Keith Young was born in Toowoomba in 1946, the son of Syd Young and Jack and Daisy Parkyn’s daughter, Lola. When Syd went off to war with the Air Force, Lola and Keith’s older sister Gloria returned to Tewantin to live with Jack and Daisy. After the war and as Keith grew up in the ‘50s, the Youngs were very much Toowoomba-ites, but Keith has fond memories of trekking down from the range to their other home on the river every second weekend.
He recalls: “Mum had a Morris Minor 1000 panel van and we’d come down the range with the three kids in the back on a mattress. My grandparents still had the boatshed through the ‘50s, and we had wonderful times on the river and in old Tewantin. That’s where I met my wife, Lexie.”
We are sitting in the Youngs living room, overlooking their immaculate garden and a quiet reach of Mountain Creek, a stack of memorabilia in front of us and Keith’s laptop brimming with old family photos he has coloured digitally.
Keith continues: “I met Lex at the speedboat races and then again at the pictures in Tewantin, and we started going out. Then she got a job at Parkyn’s Boats. No family leverage, just got it on her merits, helping the boys check out the hire boats and also serving in the bait shop.”
Lexie chimes in: “Bloody George (Parkyn), he’d bring in these big wine barrels of chicken gut they sold for bait and tell me to get my hand right in there and stir it! Yuck!”
She disappears for a minute and returns bearing two exquisite decorative bottles of coloured sands from Teewah.
“Keith’s mum used to spend two days or more inserting the coloured patterns into the bottles, which were sold as souvenirs at the Parkyn shops. Aren’t they amazing?”
Keith finished his apprenticeship as a carpenter/joiner in Toowoomba, and when he and Lexie married they built a home there where they raised their kids.

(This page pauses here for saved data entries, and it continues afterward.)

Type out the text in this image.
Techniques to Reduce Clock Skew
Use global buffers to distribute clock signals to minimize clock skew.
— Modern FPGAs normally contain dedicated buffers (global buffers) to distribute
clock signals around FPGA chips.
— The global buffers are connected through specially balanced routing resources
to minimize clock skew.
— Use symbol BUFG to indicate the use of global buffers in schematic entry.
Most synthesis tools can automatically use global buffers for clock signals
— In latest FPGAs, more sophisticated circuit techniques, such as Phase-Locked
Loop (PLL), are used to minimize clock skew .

Skilled in all trades, Keith was much in demand for building projects all over South East Queensland, and one day his brother phoned to tell him about a job being offered in Kawana. He travelled to the coast for interviews and got the job with an outfit called Transpack Kitchens, so the family relocated to the Sunshine Coast. Transpack went from strength to strength but its owners eventually accepted an offer from the giant Kern Corporation, who soon decided it didn’t fit their business model and began closing it down.
Says Keith: “My manager and I were called down to see Kern management and were told they were going to shut it down. We had 55 guys on site and 30 in the factory and $1.2 million on the books, and they were going to sack us all!
“So we took it over and found most of the guys work again. We started in a shed in the industrial estate and took over the jobs that we were cancelling on behalf of Kern. We bought the tools we needed and away we went. We sold the business in ‘03 and the factories in 2021.”
His successful business career behind him, Keith Young has begun to devote more time to rediscovering his family history, and bringing some of its photos to life through a digital colouring process he found on the My Heritage website. While some historians and heritage archivists strongly oppose enhancing original historic images, when I discovered Keith’s colourised photos on the Who Lived In Noosa Before It Was Cool? Facebook page, I was fascinated by the contemporary feel it created in familiar old photos, particularly the ones of my own neighbourhood, Munna Point.
Says Keith: “I just do it for my own amusement, but I can see from the responses I get that it creates a new interest in our history, which can only be a good thing.”